Unfortunately, even the best training won’t allow you to mimic the physical adaptations of whales. So are there any alternatives to life without air? Well, yes. You can try bending the rules a little by breathing a liquid instead. Not pure liquid oxygen: at -200C, it would turn you into a human popsicle from the inside out and shatter your lungs the moment you tried to breathe. Instead, fluids that are rich in dissolved oxygen. A class of chemicals known as perfluorocarbons (PFCs) can dissolve high concentrations of oxygen and carbon dioxide, and are liquid at much more comfortable temperatures. Liquid breathing may sound like the stuff of science fiction – and indeed, it makes its most famous appearance in James Cameron’s 1989 underwater adventure The Abyss – but it has its roots in successful research.
Perfluorocarbons are attractive because they are colourless, odourless, and non-toxic – much like air – and because they would allow divers to withstand high pressures when escaping from crippled submarines. Experiments in the 1960s showed that mice and cats submerged in perfluorocarbon liquids could survive for days breathing the oxygenated fluid. As the fluid holds far more oxygen than the same volume of air, theoretically you might be able to hold your breath a lot longer with one lungful of perfluorocarbon. However, the delicate structures of mammal lungs are not designed to withstand the force necessary to push four litres of liquid in and out of the body, making them a poor substitute for air over long periods, though liquid breathing has found some use in treating premature babies, whose lungs are not yet able to inflate on their own.

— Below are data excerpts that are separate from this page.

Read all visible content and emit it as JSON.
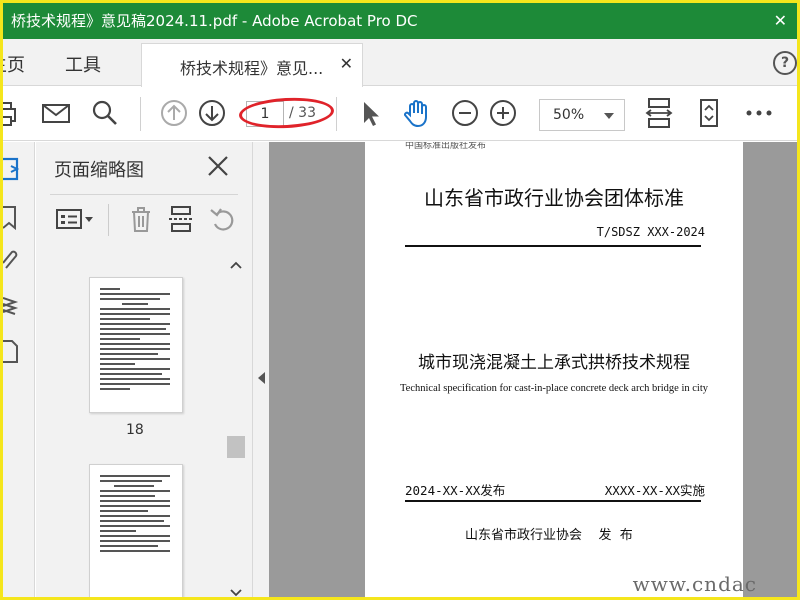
{
  "window": {
    "title": "桥技术规程》意见稿2024.11.pdf - Adobe Acrobat Pro DC",
    "close_glyph": "✕"
  },
  "menu": {
    "home_label": "主页",
    "tools_label": "工具",
    "help_glyph": "?"
  },
  "tab": {
    "label": "桥技术规程》意见...",
    "close_glyph": "✕"
  },
  "toolbar": {
    "current_page": "1",
    "total_pages": "/ 33",
    "zoom": "50%"
  },
  "thumbnail_panel": {
    "title": "页面缩略图",
    "thumbnails": [
      {
        "page_label": "18"
      },
      {
        "page_label": ""
      }
    ]
  },
  "document": {
    "header_small": "中国标准出版社发布",
    "title": "山东省市政行业协会团体标准",
    "standard_no": "T/SDSZ  XXX-2024",
    "cn_title": "城市现浇混凝土上承式拱桥技术规程",
    "en_title": "Technical specification for cast-in-place concrete deck arch bridge in city",
    "publish_date": "2024-XX-XX发布",
    "effective_date": "XXXX-XX-XX实施",
    "issuer": "山东省市政行业协会    发  布"
  },
  "watermark": "www.cndac",
  "colors": {
    "titlebar": "#1d8a38",
    "frame": "#f5e61c",
    "highlight": "#e0232a",
    "hand_tool": "#1a73c9"
  }
}
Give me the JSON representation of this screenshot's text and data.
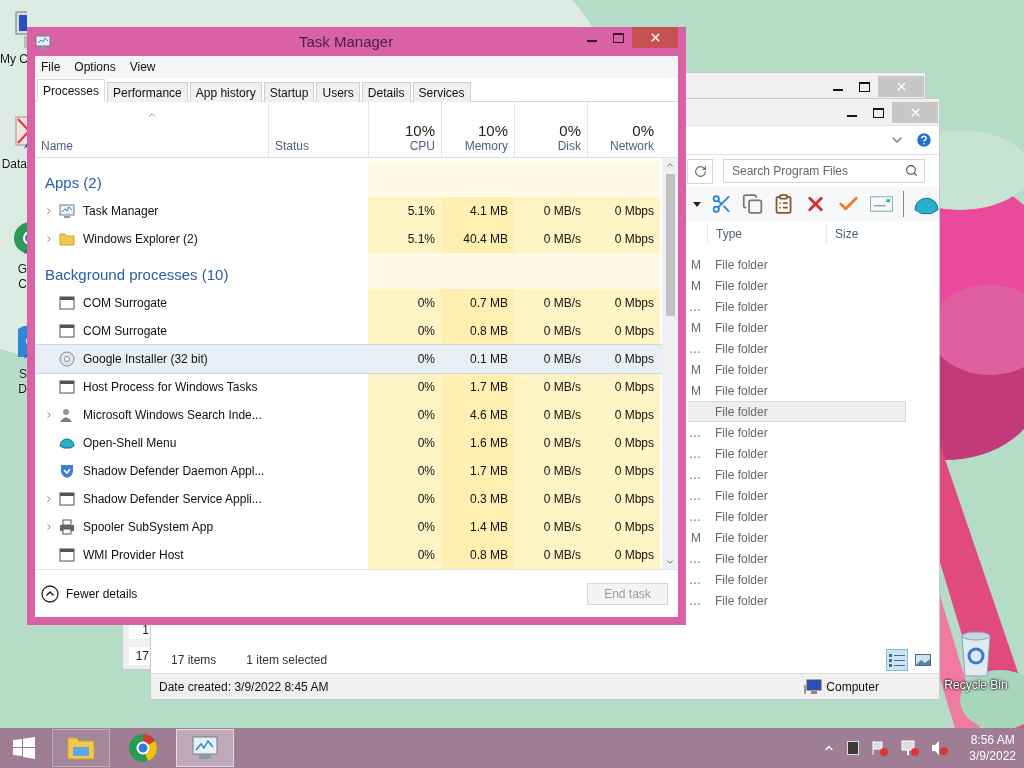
{
  "desktop_icons": [
    {
      "kind": "computer",
      "label": [
        "My C"
      ]
    },
    {
      "kind": "crossed",
      "label": [
        "Data"
      ]
    },
    {
      "kind": "round",
      "label": [
        "G",
        "C"
      ]
    },
    {
      "kind": "blue",
      "label": [
        "S",
        "D"
      ]
    }
  ],
  "recycle_bin": {
    "label": "Recycle Bin"
  },
  "back_window": {
    "fragments": [
      "1",
      "17"
    ]
  },
  "explorer": {
    "search": {
      "placeholder": "Search Program Files"
    },
    "columns": [
      "Type",
      "Size"
    ],
    "rows": [
      {
        "date": "M",
        "type": "File folder",
        "selected": false
      },
      {
        "date": "M",
        "type": "File folder",
        "selected": false
      },
      {
        "date": "…",
        "type": "File folder",
        "selected": false
      },
      {
        "date": "M",
        "type": "File folder",
        "selected": false
      },
      {
        "date": "…",
        "type": "File folder",
        "selected": false
      },
      {
        "date": "M",
        "type": "File folder",
        "selected": false
      },
      {
        "date": "M",
        "type": "File folder",
        "selected": false
      },
      {
        "date": "",
        "type": "File folder",
        "selected": true
      },
      {
        "date": "…",
        "type": "File folder",
        "selected": false
      },
      {
        "date": "…",
        "type": "File folder",
        "selected": false
      },
      {
        "date": "…",
        "type": "File folder",
        "selected": false
      },
      {
        "date": "…",
        "type": "File folder",
        "selected": false
      },
      {
        "date": "…",
        "type": "File folder",
        "selected": false
      },
      {
        "date": "M",
        "type": "File folder",
        "selected": false
      },
      {
        "date": "…",
        "type": "File folder",
        "selected": false
      },
      {
        "date": "…",
        "type": "File folder",
        "selected": false
      },
      {
        "date": "…",
        "type": "File folder",
        "selected": false
      }
    ],
    "status": {
      "count": "17 items",
      "selection": "1 item selected"
    },
    "views": [
      {
        "kind": "details",
        "selected": true
      },
      {
        "kind": "thumbnails",
        "selected": false
      }
    ],
    "details": "Date created: 3/9/2022 8:45 AM",
    "location": "Computer"
  },
  "task_manager": {
    "title": "Task Manager",
    "menu": [
      "File",
      "Options",
      "View"
    ],
    "tabs": [
      {
        "label": "Processes",
        "selected": true
      },
      {
        "label": "Performance",
        "selected": false
      },
      {
        "label": "App history",
        "selected": false
      },
      {
        "label": "Startup",
        "selected": false
      },
      {
        "label": "Users",
        "selected": false
      },
      {
        "label": "Details",
        "selected": false
      },
      {
        "label": "Services",
        "selected": false
      }
    ],
    "columns": [
      {
        "label": "Name",
        "sorted": true
      },
      {
        "label": "Status"
      },
      {
        "usage": "10%",
        "label": "CPU"
      },
      {
        "usage": "10%",
        "label": "Memory"
      },
      {
        "usage": "0%",
        "label": "Disk"
      },
      {
        "usage": "0%",
        "label": "Network"
      }
    ],
    "groups": [
      {
        "title": "Apps (2)",
        "processes": [
          {
            "name": "Task Manager",
            "kind": "monitor",
            "expandable": true,
            "selected": false,
            "cpu": "5.1%",
            "memory": "4.1 MB",
            "disk": "0 MB/s",
            "network": "0 Mbps"
          },
          {
            "name": "Windows Explorer (2)",
            "kind": "folder",
            "expandable": true,
            "selected": false,
            "cpu": "5.1%",
            "memory": "40.4 MB",
            "disk": "0 MB/s",
            "network": "0 Mbps"
          }
        ]
      },
      {
        "title": "Background processes (10)",
        "processes": [
          {
            "name": "COM Surrogate",
            "kind": "window",
            "expandable": false,
            "selected": false,
            "cpu": "0%",
            "memory": "0.7 MB",
            "disk": "0 MB/s",
            "network": "0 Mbps"
          },
          {
            "name": "COM Surrogate",
            "kind": "window",
            "expandable": false,
            "selected": false,
            "cpu": "0%",
            "memory": "0.8 MB",
            "disk": "0 MB/s",
            "network": "0 Mbps"
          },
          {
            "name": "Google Installer (32 bit)",
            "kind": "disc",
            "expandable": false,
            "selected": true,
            "cpu": "0%",
            "memory": "0.1 MB",
            "disk": "0 MB/s",
            "network": "0 Mbps"
          },
          {
            "name": "Host Process for Windows Tasks",
            "kind": "window",
            "expandable": false,
            "selected": false,
            "cpu": "0%",
            "memory": "1.7 MB",
            "disk": "0 MB/s",
            "network": "0 Mbps"
          },
          {
            "name": "Microsoft Windows Search Inde...",
            "kind": "person",
            "expandable": true,
            "selected": false,
            "cpu": "0%",
            "memory": "4.6 MB",
            "disk": "0 MB/s",
            "network": "0 Mbps"
          },
          {
            "name": "Open-Shell Menu",
            "kind": "shell",
            "expandable": false,
            "selected": false,
            "cpu": "0%",
            "memory": "1.6 MB",
            "disk": "0 MB/s",
            "network": "0 Mbps"
          },
          {
            "name": "Shadow Defender Daemon Appl...",
            "kind": "shield",
            "expandable": false,
            "selected": false,
            "cpu": "0%",
            "memory": "1.7 MB",
            "disk": "0 MB/s",
            "network": "0 Mbps"
          },
          {
            "name": "Shadow Defender Service Appli...",
            "kind": "window",
            "expandable": true,
            "selected": false,
            "cpu": "0%",
            "memory": "0.3 MB",
            "disk": "0 MB/s",
            "network": "0 Mbps"
          },
          {
            "name": "Spooler SubSystem App",
            "kind": "printer",
            "expandable": true,
            "selected": false,
            "cpu": "0%",
            "memory": "1.4 MB",
            "disk": "0 MB/s",
            "network": "0 Mbps"
          },
          {
            "name": "WMI Provider Host",
            "kind": "window",
            "expandable": false,
            "selected": false,
            "cpu": "0%",
            "memory": "0.8 MB",
            "disk": "0 MB/s",
            "network": "0 Mbps"
          }
        ]
      }
    ],
    "footer": {
      "toggle": "Fewer details",
      "end_task": {
        "label": "End task",
        "disabled": true
      }
    }
  },
  "taskbar": {
    "apps": [
      {
        "kind": "explorer",
        "running": true,
        "active": false
      },
      {
        "kind": "round",
        "running": false,
        "active": false
      },
      {
        "kind": "monitor",
        "running": true,
        "active": true
      }
    ],
    "clock": {
      "time": "8:56 AM",
      "date": "3/9/2022"
    }
  }
}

Without new technology, however, record breaking attempts are liable to end sadly. When Mevoli surfaced three and a half minutes after his dive, he had reached a ‘no fins’ record depth at 72 metres (236ft). But shortly afterwards, he lost consciousness, and despite receiving immediate medical treatment died soon after. His death stands as a solemn reminder to the freediving community, and to the world, that life at the limits will always be a dangerous place.